Most shooters have been to the DTVC before but a special welcome was extended to first timers Mike Collings and Malcolm Morrison. Also in attendance were the family of Dick Travis - Noel and Denise, Keith and Rita and this year Noel also brought over from Australia Dick Travis's great great great nephew Zane. It is always great to see familiar and new faces in the Karori Rifle Club (KRC).
The weather was arranged well in advance so we enjoyed two days of sunshine and kind winds at 300 and 500. 600 yards was more challenging and some were "Trenthamed" by the fickleness. The usual format of 2 matches on the Saturday afternoon and 4 matches on the Sunday was followed. It seems to work well and provides a good challenge. There have been murmurings of a change for 2017 with a 500 yard shoot on Saturday morning and a 800 yard 15 shot match to finish on Sunday. This matter has been discussed at KRC and approaches to the powers that be will be made in order to secure the 800 yarder.
The high standard of preparation of rifles was apparent at scrutineering with all entered well up to scratch. The near universal use of hand loaded match ammo and good shooting equipment was also noted and clearly added to the standard of shooting and high scores shot. Most shooters tend to do this Championship 'cold'. By that I mean they may have had a match or two with their .303 rifles prior to the competition and I suspect most turned up to do the business without having spent huge amounts of time on the range.
Trigger time is always a good thing and preparation usually reflects in good scores.

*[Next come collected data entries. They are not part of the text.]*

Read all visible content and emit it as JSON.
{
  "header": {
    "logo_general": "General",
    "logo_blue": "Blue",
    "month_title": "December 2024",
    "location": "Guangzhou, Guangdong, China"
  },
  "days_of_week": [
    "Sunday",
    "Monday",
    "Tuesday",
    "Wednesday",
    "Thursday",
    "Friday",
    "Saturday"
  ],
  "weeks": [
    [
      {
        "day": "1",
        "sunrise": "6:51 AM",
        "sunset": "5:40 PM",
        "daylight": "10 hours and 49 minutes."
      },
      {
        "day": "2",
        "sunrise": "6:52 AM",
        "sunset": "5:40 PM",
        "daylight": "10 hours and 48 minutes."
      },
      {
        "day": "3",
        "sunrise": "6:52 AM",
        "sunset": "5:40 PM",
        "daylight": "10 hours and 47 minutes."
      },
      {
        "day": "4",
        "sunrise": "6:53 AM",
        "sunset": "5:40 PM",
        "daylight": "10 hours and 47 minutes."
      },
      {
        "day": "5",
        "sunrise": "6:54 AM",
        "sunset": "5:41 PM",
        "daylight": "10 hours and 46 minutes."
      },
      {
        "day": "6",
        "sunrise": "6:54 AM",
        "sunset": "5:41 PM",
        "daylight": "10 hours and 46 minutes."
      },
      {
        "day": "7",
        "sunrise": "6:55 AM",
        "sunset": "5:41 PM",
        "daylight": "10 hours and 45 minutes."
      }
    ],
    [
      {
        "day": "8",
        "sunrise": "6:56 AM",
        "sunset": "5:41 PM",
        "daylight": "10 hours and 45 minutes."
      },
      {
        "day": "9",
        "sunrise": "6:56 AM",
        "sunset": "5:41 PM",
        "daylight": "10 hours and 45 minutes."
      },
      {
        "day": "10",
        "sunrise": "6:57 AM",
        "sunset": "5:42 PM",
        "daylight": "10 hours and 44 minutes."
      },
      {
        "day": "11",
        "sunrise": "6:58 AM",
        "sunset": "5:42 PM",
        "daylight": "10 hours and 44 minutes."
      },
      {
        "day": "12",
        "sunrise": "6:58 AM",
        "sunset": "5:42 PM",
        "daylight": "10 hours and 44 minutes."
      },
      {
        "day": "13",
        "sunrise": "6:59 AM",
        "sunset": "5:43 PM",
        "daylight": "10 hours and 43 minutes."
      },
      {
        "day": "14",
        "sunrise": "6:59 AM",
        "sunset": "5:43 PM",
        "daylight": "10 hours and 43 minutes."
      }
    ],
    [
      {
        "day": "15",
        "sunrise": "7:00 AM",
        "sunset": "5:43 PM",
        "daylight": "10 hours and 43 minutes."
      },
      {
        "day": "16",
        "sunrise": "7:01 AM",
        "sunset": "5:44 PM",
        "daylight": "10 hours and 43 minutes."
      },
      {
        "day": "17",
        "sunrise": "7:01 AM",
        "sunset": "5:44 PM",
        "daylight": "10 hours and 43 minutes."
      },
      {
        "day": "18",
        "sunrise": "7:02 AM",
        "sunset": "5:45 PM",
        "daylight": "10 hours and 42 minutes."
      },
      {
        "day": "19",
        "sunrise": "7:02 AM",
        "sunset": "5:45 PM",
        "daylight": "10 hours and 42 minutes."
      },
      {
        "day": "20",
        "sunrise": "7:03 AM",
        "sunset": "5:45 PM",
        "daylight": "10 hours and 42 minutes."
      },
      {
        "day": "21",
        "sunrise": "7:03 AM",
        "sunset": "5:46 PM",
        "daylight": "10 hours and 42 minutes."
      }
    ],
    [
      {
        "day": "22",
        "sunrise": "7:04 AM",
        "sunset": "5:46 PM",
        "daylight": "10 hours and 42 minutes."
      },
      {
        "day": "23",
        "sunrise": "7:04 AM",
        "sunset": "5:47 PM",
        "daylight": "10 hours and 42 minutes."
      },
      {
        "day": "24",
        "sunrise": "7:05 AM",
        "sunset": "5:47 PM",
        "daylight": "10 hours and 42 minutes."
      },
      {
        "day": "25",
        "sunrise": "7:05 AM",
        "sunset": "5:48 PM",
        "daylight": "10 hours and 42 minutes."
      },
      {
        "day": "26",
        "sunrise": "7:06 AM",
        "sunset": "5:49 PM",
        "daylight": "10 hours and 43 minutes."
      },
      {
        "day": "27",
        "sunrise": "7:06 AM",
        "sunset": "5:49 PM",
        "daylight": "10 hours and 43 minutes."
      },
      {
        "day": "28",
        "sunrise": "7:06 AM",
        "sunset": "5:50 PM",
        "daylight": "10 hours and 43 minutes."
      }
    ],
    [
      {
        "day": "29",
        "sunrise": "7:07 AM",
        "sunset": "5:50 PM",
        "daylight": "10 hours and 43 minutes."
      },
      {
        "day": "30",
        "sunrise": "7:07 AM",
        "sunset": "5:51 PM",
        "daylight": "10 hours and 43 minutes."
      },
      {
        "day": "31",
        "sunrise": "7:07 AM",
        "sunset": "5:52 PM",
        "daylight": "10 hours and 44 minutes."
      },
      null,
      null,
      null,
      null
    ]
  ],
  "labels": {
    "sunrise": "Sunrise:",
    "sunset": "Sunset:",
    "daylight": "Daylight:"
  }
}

Although I do get out to Trentham from time to time through the Full Bore season I have only taken my .303 target rifle out twice - it showed when it came to wind reading. Whereas Nicole picked up her rifle once since DTVC last year! Some shooters seem to be able to adapt on the spot but most need more time. My suggestion is for all competitors to spend time with these 'vintage' target rifles prior to the DTVC and for those who can get to Trentham to do so and learn the foibles of the wind on that fine range.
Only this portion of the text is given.